University of California, Berkeley, To Delete Publicly Available Educational Content

Slashdot / 2017-03-06 16:02

In response to a U.S. Justice Department order that requires colleges and universities make website content accessible for citizens with disabilities and impairments, the University of California, Berkeley, will cut off public access to tens of thousands of video lectures and podcasts. Officials said making the videos and audio more accessible would have proven too costly in comparison to removing them. Inside Higher Ed reports: Today, the content is available to the public on YouTube, iTunes U and the university’s webcast.berkeley site. On March 15, the university will begin removing the more than 20,000 audio and video files from those platforms — a process that will take three to five months — and require users sign in with University of California credentials to view or listen to them.
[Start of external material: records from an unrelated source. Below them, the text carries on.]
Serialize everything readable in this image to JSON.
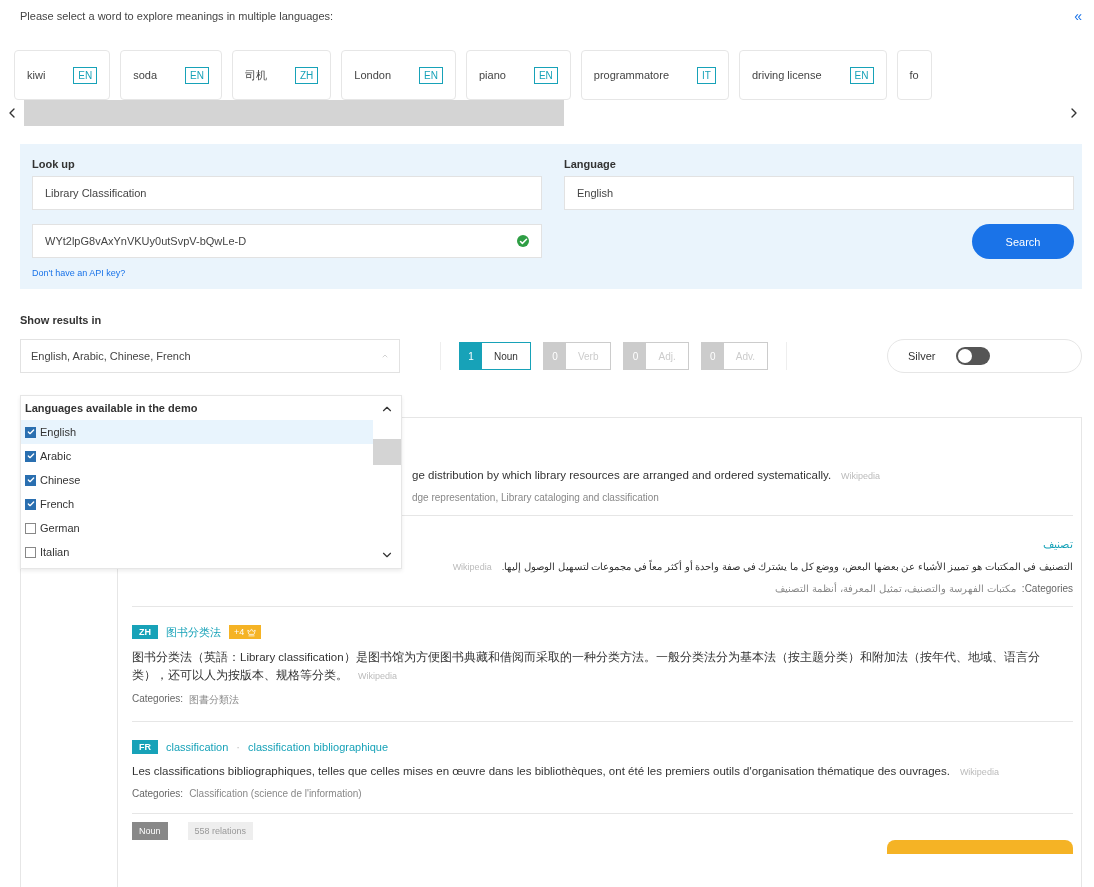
{
  "prompt": "Please select a word to explore meanings in multiple languages:",
  "collapse": "«",
  "words": [
    {
      "word": "kiwi",
      "lang": "EN"
    },
    {
      "word": "soda",
      "lang": "EN"
    },
    {
      "word": "司机",
      "lang": "ZH"
    },
    {
      "word": "London",
      "lang": "EN"
    },
    {
      "word": "piano",
      "lang": "EN"
    },
    {
      "word": "programmatore",
      "lang": "IT"
    },
    {
      "word": "driving license",
      "lang": "EN"
    },
    {
      "word": "fo"
    }
  ],
  "lookup": {
    "label": "Look up",
    "value": "Library Classification",
    "api_key": "WYt2lpG8vAxYnVKUy0utSvpV-bQwLe-D",
    "api_key_valid": true,
    "api_link": "Don't have an API key?"
  },
  "language": {
    "label": "Language",
    "value": "English"
  },
  "search_button": "Search",
  "results_in": {
    "label": "Show results in",
    "value": "English, Arabic, Chinese, French",
    "dropdown": {
      "header": "Languages available in the demo",
      "options": [
        {
          "label": "English",
          "checked": true,
          "selected": true
        },
        {
          "label": "Arabic",
          "checked": true,
          "selected": false
        },
        {
          "label": "Chinese",
          "checked": true,
          "selected": false
        },
        {
          "label": "French",
          "checked": true,
          "selected": false
        },
        {
          "label": "German",
          "checked": false,
          "selected": false
        },
        {
          "label": "Italian",
          "checked": false,
          "selected": false
        }
      ]
    }
  },
  "pos_filters": [
    {
      "count": "1",
      "label": "Noun",
      "selected": true
    },
    {
      "count": "0",
      "label": "Verb",
      "selected": false
    },
    {
      "count": "0",
      "label": "Adj.",
      "selected": false
    },
    {
      "count": "0",
      "label": "Adv.",
      "selected": false
    }
  ],
  "silver": {
    "label": "Silver",
    "on": false
  },
  "senses": [
    {
      "kind": "partial",
      "text": "ge distribution by which library resources are arranged and ordered systematically.",
      "source": "Wikipedia",
      "categories": "dge representation, Library cataloging and classification"
    },
    {
      "kind": "rtl",
      "titles": [
        "تصنيف"
      ],
      "text": "التصنيف في المكتبات هو تمييز الأشياء عن بعضها البعض، ووضع كل ما يشترك في صفة واحدة أو أكثر معاً في مجموعات لتسهيل الوصول إليها.",
      "source": "Wikipedia",
      "categories_label": "Categories:",
      "categories": "مكتبات الفهرسة والتصنيف، تمثيل المعرفة، أنظمة التصنيف"
    },
    {
      "kind": "full",
      "lang": "ZH",
      "titles": [
        "图书分类法"
      ],
      "extra": "+4",
      "text": "图书分类法（英語：Library classification）是图书馆为方便图书典藏和借阅而采取的一种分类方法。一般分类法分为基本法（按主题分类）和附加法（按年代、地域、语言分类），还可以人为按版本、规格等分类。",
      "source": "Wikipedia",
      "categories_label": "Categories:",
      "categories": "图書分類法"
    },
    {
      "kind": "full",
      "lang": "FR",
      "titles": [
        "classification",
        "classification bibliographique"
      ],
      "separator": "·",
      "text": "Les classifications bibliographiques, telles que celles mises en œuvre dans les bibliothèques, ont été les premiers outils d'organisation thématique des ouvrages.",
      "source": "Wikipedia",
      "categories_label": "Categories:",
      "categories": "Classification (science de l'information)"
    }
  ],
  "footer": {
    "pos": "Noun",
    "relations": "558 relations"
  }
}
The university will continue to offer massive open online courses on edX and said it plans to create new public content that is accessible to listeners or viewers with disabilities. The Justice Department, following an investigation in August, determined that the university was violating the Americans With Disabilities Act of 1990. The department reached that conclusion after receiving complaints from two employees of Gallaudet University, saying Berkeley’s free online educational content was inaccessible to blind and deaf people because of a lack of captions, screen reader compatibility and other issues. Cathy Koshland, vice chancellor for undergraduate education, made the announcement in a March 1 statement: "This move will also partially address recent findings by the Department of Justice, which suggests that the YouTube and iTunes U content meet higher accessibility standards as a condition of remaining publicly available. Finally, moving our content behind authentication allows us to better protect instructor intellectual property from ‘pirates’ who have reused content for personal profit without consent."